Category agility: Most brands start with one core product that is dear to their heart — one that represents a certain type of customer and their needs. However, as the brands get bigger, so does the customer base and opportunity for higher revenue through larger basket size. If you are stuck with a single type of product, you would be limited to the revenue with that specific category. Swiftly adding a new category that matches the overall brand image and lifestyle category improves your revenue portfolio. Imagine a swimwear or beachwear company adding a sarong to their product category. Customers will most likely pair their purchases with it, and that opens up a new revenue channel. However, the challenge arises from not the concept of the product but the development, raw material sourcing, and production of it with new partners. A swimwear manufacturer may not be able to produce a sarong as well. Development costs and operational team investments should be minimised while the new product activation should be very fast to enable a quick sales increase. Oberlo reports customers to increase their basket value and contribute to 35 per cent additional revenues when they buy additional products on the same visit.
Quality assurance: Roadie reports, only in the US, returns amounted to 351 billion USD in lost sales last year. This staggering amount comes from a host of reasons ranging from size issues to material quality. The earlier you can detect production issues and work with your suppliers, the longer your quality improvements will last, and you’ll be able to respond to challenges faster. By reducing e-commerce returns due to quality issues, you can gain back 20 per cent of the lost revenue. However, you would need best-in-class tools and teams to improve product quality and tie the front end of customer issues all the way up the supply chain to manufacturers and all supply chain nodes along the way.
Speed: You don’t have to be fast, but you have to be fast enough. Inventory turns are a company’s lifeline to revenue, and it can range from weekly drops to 1–2 turns a year, from ultra-fast fashion companies to high fashion houses, respectively. Your marketing strategy, manufacturing capacity, payment terms, and logistics all have to fit into this equation, and it’s a sophisticated and an integrated one! Knowing your customer’s buying habits will determine the speed of your style drops and your development timeline and raw material sourcing lead times.
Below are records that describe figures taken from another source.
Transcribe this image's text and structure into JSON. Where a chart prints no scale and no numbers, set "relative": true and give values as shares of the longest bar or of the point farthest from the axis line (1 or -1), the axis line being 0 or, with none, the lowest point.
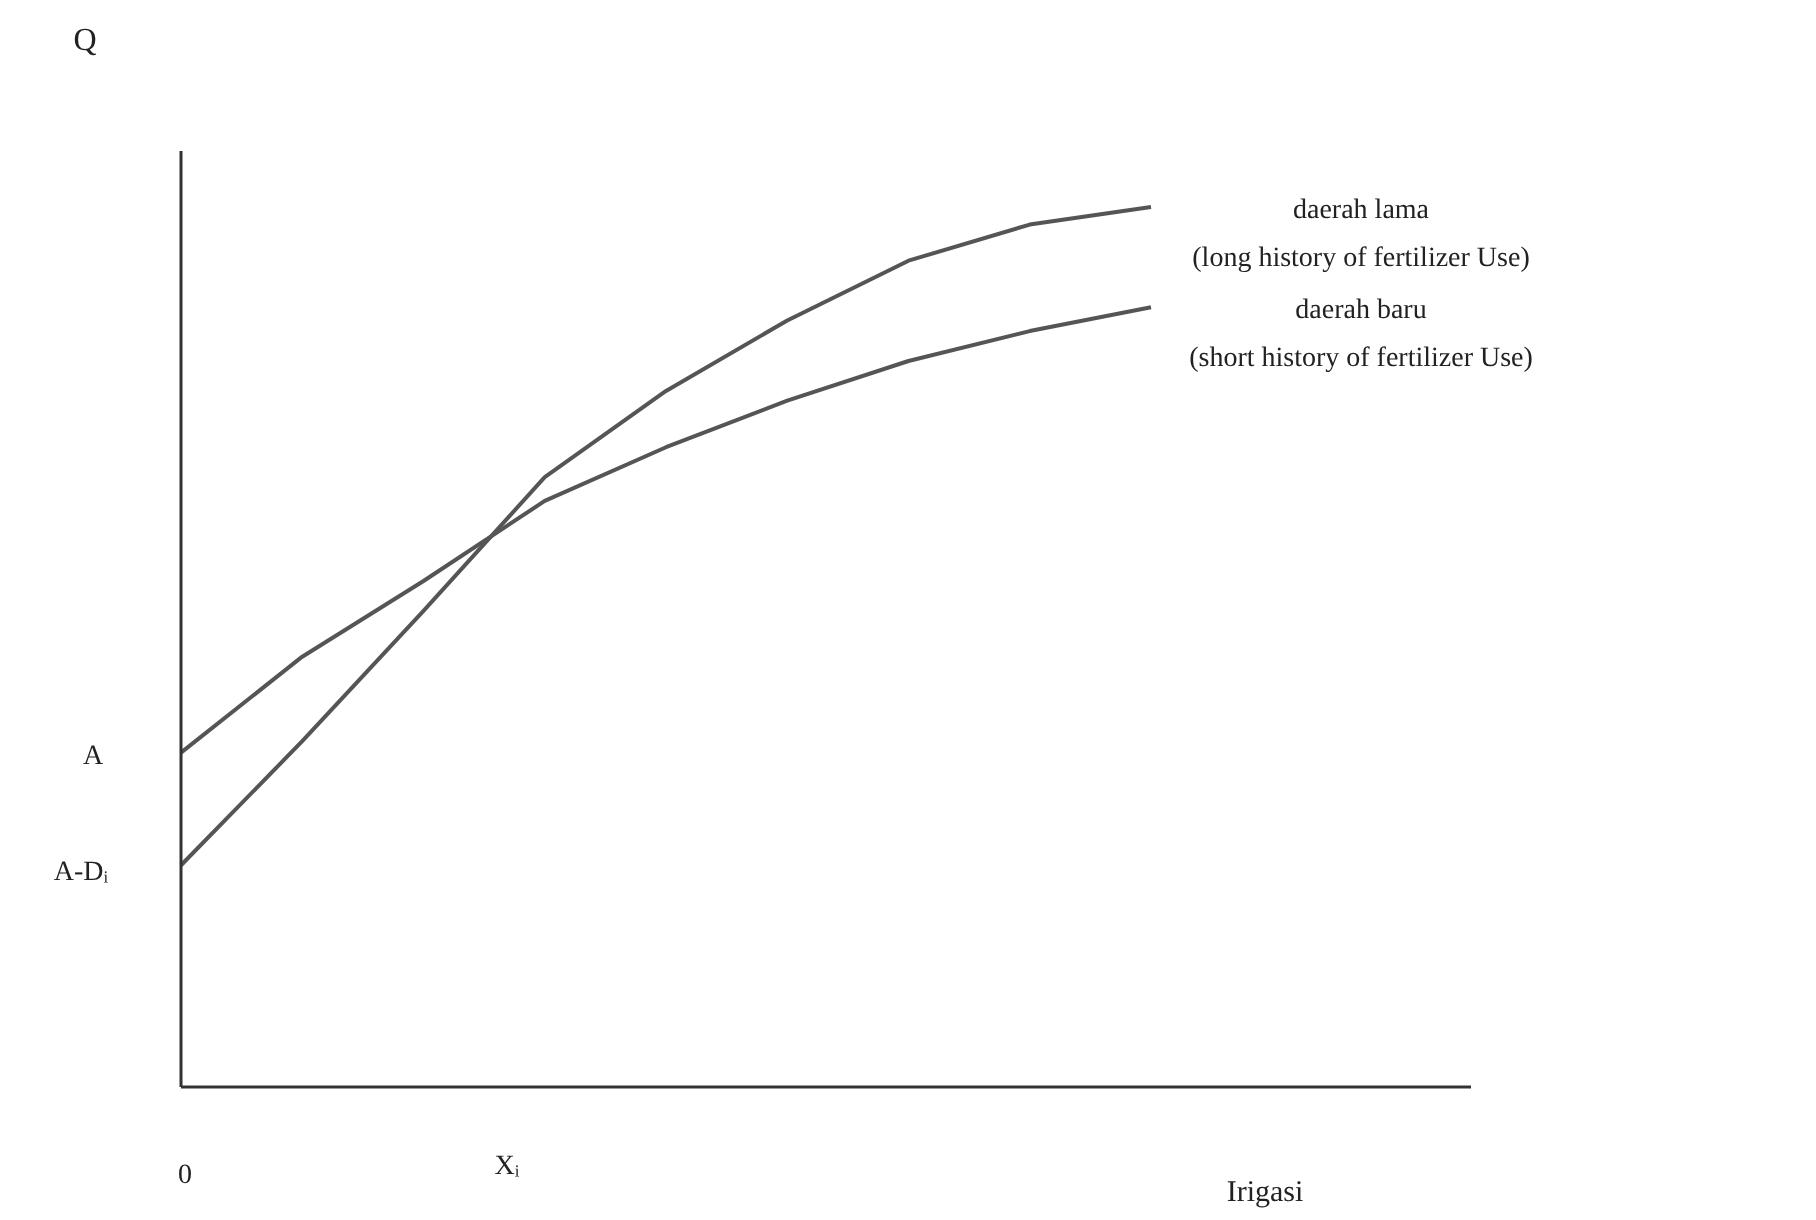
{
  "chart_data": {
    "type": "line",
    "relative": true,
    "xlabel": "Irigasi",
    "ylabel": "Q",
    "categories": [
      null,
      null,
      null,
      null,
      null,
      null,
      null,
      null,
      null
    ],
    "series": [
      {
        "name": "daerah lama\n(long history of fertilizer Use)",
        "color": "#555555",
        "values": [
          0.252,
          0.393,
          0.541,
          0.693,
          0.791,
          0.871,
          0.939,
          0.98,
          1
        ]
      },
      {
        "name": "daerah baru\n(short history of fertilizer Use)",
        "color": "#555555",
        "values": [
          0.38,
          0.489,
          0.575,
          0.666,
          0.727,
          0.78,
          0.825,
          0.859,
          0.886
        ]
      }
    ],
    "annotations": [
      "A",
      "A-Dᵢ",
      "0",
      "Xᵢ"
    ],
    "legend": false,
    "marker": "none",
    "line_style": "solid"
  }
}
As raw material can take 80 per cent of your lead time in garment production, keeping a virtual stock of “hero fabrics or raw materials” would enable you to react much faster to changing demands and have more flexibility in your development and speed to market schedules.
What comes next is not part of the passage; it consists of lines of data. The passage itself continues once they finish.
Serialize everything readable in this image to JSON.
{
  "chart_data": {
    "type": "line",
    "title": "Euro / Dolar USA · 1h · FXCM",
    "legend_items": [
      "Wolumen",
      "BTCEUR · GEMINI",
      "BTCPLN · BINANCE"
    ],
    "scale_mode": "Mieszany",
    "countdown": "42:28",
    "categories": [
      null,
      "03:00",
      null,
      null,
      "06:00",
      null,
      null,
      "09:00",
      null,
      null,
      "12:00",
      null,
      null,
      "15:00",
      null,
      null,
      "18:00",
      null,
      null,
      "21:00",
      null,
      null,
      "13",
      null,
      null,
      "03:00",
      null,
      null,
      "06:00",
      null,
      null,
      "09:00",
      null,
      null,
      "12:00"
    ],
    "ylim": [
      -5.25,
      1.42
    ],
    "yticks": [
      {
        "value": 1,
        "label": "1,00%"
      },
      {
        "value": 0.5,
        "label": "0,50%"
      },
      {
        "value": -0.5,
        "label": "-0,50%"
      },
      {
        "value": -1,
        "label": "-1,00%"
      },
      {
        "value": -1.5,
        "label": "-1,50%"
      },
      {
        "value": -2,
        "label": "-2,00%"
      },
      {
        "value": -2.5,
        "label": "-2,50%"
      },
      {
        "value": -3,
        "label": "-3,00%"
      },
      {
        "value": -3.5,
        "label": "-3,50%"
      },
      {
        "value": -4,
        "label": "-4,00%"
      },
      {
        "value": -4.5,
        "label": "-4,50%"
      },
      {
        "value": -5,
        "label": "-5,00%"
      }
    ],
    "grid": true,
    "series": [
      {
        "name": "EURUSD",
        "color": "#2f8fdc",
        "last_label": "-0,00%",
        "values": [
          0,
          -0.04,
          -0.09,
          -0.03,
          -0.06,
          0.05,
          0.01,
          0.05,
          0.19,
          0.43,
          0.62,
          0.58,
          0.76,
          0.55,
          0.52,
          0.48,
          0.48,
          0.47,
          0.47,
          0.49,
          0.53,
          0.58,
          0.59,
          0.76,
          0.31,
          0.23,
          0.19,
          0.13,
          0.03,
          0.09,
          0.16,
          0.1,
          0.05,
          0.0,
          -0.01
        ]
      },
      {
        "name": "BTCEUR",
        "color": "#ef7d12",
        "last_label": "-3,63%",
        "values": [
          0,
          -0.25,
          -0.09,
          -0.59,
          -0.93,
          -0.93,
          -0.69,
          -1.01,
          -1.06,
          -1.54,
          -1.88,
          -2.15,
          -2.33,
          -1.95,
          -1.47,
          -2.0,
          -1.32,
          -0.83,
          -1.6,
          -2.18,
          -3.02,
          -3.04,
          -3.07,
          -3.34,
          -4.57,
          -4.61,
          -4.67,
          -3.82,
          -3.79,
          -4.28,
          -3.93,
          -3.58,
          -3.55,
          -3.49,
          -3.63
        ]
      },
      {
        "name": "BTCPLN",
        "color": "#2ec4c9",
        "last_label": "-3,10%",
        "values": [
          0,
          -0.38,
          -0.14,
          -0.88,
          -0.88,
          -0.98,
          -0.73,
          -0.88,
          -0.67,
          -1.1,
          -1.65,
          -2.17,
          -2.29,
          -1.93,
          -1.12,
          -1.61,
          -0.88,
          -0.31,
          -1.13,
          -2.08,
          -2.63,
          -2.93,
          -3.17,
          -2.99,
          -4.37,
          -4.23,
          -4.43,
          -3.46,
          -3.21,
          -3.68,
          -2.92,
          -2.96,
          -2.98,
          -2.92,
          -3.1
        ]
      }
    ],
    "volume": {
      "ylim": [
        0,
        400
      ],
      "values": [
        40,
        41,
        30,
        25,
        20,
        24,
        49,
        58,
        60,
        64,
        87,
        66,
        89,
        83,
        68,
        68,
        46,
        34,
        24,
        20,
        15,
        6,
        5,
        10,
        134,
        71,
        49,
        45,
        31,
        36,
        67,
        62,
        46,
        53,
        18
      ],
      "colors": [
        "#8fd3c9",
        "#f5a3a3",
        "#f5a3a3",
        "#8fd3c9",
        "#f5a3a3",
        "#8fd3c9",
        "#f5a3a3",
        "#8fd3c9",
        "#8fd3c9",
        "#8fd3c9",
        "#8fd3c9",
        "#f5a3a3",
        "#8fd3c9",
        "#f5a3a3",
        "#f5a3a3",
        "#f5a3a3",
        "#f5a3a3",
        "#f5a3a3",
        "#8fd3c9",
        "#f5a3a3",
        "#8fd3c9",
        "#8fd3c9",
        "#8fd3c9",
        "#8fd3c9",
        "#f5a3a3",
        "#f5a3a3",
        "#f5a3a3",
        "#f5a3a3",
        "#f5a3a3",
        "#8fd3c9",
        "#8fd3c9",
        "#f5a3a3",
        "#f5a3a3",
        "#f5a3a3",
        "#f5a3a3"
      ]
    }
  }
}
Co-founder of the trendsetting athleisure company, Carbon38, Caroline Gogolak is a fashion guru who knows the importance of the supply chain’s role in making a brand successful. Her most recent company is St Art, a DTC company launching in summer 2021, which will take fast fashion and sustainability concepts head-on. I met Caroline a couple of months ago and was immediately blown away by how much she focused on making the “backend” of St Art successful and transparent. We will conclude the article with what she had to say in her recent interview Glossy.co:
“The biggest risk to starting any fashion brand is inventory. For me, it took a year to figure out the supply chain, find the right factories and get everything ready. Building a brand today is really about building an efficient supply chain.”